Klassische Solarzellen funktionieren auf Siliziumbasis. Deren
Energieausbeute – Fachleute sprechen von Wirkungsgrad – ist physikalisch
bedingt auf rund 29 Prozent beschränkt. Für höhere Wirkungsgrade sind
daher andere Materialien, Materialkombinationen sowie neue Zelldesigns
oder -konstruktionen gefordert „Die Idee ist hier, zwei verschiedene
Solarzellen übereinander zu stapeln“, sagt Goldschmidt.
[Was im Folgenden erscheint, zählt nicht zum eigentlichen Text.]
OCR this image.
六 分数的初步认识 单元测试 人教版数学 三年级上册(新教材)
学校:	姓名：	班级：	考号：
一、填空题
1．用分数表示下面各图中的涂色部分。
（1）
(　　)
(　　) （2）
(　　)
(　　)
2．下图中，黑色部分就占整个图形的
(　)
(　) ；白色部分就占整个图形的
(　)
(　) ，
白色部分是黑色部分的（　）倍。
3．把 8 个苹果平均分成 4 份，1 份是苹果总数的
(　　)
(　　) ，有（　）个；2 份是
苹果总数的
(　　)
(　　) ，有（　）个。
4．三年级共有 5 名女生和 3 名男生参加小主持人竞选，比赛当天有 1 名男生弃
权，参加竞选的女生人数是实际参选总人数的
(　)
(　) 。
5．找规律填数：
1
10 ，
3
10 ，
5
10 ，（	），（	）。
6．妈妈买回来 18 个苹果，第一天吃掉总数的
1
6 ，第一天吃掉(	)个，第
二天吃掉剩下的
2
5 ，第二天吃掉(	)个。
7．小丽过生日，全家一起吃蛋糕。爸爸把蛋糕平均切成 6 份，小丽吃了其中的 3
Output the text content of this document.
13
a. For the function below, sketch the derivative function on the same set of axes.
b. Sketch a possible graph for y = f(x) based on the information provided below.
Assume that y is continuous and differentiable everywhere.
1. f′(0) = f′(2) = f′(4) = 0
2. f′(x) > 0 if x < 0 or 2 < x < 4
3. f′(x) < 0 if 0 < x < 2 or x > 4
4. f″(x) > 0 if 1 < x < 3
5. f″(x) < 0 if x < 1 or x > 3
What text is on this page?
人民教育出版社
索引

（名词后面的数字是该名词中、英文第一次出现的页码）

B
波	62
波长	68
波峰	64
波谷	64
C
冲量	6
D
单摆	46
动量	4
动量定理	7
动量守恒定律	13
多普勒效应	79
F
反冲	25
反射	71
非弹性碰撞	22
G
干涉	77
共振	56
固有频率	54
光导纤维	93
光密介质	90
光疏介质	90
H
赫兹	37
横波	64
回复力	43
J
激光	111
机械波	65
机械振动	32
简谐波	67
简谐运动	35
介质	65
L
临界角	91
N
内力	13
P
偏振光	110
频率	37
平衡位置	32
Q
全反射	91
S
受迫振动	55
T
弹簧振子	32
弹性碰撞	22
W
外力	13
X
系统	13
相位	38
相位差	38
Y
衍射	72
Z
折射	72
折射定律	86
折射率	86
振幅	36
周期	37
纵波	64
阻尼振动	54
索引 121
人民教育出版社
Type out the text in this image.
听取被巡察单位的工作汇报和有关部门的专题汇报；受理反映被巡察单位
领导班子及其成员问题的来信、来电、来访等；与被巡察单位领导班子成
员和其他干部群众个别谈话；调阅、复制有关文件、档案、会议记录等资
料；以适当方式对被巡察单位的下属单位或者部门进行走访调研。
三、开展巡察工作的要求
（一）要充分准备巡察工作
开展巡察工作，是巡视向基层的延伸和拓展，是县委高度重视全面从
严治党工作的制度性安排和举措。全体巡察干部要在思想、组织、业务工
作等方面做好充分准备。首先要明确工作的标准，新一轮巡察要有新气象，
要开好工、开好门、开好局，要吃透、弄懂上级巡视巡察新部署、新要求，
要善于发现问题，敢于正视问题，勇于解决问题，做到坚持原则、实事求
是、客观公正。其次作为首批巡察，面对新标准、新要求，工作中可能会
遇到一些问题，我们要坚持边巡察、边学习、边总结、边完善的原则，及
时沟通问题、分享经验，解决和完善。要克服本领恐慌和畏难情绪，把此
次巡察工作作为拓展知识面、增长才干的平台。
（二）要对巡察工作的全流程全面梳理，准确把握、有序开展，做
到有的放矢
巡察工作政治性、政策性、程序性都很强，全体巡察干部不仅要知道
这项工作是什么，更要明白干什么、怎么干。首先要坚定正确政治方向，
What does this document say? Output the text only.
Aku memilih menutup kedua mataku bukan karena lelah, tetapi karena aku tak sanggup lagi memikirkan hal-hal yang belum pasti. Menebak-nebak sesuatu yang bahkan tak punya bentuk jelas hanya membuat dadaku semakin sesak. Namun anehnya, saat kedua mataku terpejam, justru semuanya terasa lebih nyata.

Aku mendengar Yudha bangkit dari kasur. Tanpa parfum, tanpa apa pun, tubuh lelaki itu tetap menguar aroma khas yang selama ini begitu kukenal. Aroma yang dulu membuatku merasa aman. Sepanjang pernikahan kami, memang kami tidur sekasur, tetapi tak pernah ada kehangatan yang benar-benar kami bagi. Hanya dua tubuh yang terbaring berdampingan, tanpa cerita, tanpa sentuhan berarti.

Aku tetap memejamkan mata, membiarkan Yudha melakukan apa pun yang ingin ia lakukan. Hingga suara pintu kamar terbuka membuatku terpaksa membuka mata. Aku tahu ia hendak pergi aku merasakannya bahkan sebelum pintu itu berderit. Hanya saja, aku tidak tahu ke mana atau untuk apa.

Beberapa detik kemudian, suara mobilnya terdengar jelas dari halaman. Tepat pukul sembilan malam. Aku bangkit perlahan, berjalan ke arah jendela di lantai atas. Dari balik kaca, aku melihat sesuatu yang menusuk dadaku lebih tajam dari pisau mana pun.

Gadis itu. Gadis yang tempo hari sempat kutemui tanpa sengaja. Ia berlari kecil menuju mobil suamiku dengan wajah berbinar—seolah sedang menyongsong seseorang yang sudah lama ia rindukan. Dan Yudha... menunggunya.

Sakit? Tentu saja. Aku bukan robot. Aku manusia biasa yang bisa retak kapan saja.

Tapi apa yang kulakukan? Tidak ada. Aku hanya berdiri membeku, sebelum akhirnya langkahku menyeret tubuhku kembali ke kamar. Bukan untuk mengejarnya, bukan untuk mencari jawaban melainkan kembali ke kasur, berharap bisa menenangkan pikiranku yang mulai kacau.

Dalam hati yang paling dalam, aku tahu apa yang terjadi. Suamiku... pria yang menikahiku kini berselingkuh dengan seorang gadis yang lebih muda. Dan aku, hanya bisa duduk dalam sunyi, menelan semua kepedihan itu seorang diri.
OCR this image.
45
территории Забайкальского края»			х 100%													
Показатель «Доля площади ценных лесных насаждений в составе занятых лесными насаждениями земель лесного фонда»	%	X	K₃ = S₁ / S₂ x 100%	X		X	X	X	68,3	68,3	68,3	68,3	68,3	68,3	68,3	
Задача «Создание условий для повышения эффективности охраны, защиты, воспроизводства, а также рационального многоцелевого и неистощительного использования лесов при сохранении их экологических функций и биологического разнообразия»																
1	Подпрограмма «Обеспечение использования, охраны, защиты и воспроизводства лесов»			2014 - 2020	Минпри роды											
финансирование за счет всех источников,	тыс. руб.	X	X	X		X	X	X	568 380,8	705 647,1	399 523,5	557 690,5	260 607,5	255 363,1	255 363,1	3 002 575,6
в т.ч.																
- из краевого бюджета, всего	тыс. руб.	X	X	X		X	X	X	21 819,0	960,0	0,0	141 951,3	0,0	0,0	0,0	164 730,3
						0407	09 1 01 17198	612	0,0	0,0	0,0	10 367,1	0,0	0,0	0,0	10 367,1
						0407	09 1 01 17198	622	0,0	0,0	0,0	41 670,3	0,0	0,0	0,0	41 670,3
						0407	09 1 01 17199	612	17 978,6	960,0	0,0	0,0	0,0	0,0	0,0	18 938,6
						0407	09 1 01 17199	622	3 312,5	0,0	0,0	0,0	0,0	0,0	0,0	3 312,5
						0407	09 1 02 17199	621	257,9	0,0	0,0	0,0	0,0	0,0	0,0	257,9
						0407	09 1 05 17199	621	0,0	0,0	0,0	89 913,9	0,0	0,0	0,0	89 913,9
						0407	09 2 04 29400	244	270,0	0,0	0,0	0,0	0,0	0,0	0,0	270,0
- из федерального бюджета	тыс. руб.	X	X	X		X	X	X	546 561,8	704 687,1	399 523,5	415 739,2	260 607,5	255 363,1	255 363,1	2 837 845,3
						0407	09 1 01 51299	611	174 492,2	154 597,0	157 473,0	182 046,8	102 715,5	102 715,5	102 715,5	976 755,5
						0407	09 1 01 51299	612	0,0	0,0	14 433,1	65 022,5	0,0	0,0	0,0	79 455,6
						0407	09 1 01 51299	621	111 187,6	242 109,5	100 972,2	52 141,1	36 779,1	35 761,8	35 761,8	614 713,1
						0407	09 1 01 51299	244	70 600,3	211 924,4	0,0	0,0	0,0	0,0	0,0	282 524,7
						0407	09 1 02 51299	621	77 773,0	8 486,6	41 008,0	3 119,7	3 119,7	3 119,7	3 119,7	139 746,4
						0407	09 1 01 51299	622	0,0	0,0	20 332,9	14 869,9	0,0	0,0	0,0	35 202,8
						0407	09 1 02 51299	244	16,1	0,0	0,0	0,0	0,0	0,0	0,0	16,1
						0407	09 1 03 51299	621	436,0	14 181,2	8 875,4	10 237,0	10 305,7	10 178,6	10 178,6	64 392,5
Bei diesen
sogenannten Tandem-Solarzellen wandelt eine klassische Siliziumzelle das
langwellige Licht in elektrische Energie um. Der kurzwelligere, sichtbare
Anteil, der sonst nicht besonders effizient genutzt wird, wird dagegen in
einer zweiten Materialschicht in Strom umgewandelt. Besonders geeignet
sind hierfür sogenannten Perowskite. Hierbei handelt es sich um eine
Kristallstruktur, die erst seit rund zehn Jahren für PV-Anwendungen
erforscht wird.

Energieverbrauch und Ressourceneinsatz weiter reduzieren

Beim Ressourceneinsatz wollen die Forschenden an gleich mehreren
Stellschrauben drehen. Wurde bereits in den Jahren 2000 bis 2022 die
Siliziummenge (Si) pro Megawatt (MW) Leistung von 14 Tonnen auf 2 bis 3
Tonnen reduziert, so dürfte sich das mit noch dünneren Siliziumscheiben
weiter verringern. Da Silizium im Herstellungsprozess die größte
Energiemenge verbraucht, wollen die Forschenden gar komplett auf Si
verzichten. „Ins Spiel kommen Tandem-Zellen aus zwei verschiedenen
Perowskit-Schichten, die wir hier bald herstellen und charakterisieren
wollen“, sagt Goldschmidt. Ferner sollen auch seltene und teure
Materialien wie Silber für die elektrische Kontaktierung immer weiter
verringert und durch Kupfer, Aluminium oder sogar aus Pflanzenreststoffen
erzeugtem Kohlenstoff ersetzt werden. Das setzt detaillierte Forschung an
Materialproben und -systemen voraus, die der Marburger Physiker, der vor
rund einem Jahr vom Fraunhofer-Institut für Solare Energieerzeugung von
Freiburg an den Fachbereich Physik der Philipps-Universität gewechselt
ist, bald in neuen Labors anstoßen will.

Goldschmidt ist sich sicher, dass in den Tandem-Perowskit-Zellen enormes
Potenzial steckt, um den Energiebedarf in Zukunft umweltschonend und das
Klima schützend decken zu können. „Jedes Zehntel Grad Celsius weniger
Klimaerwärmung zählt, um gravierende Klimafolgen zu vermeiden“, sagt
Goldschmidt. Ein schneller Ausbau der PV auf Basis der aktuellen Si-
Technologie jetzt und die langfristige Entwicklung einer noch
effizienteren und Ressourcen-schonender Solartechnik spielt dabei nach
Ansicht des Fachmanns die größte Rolle.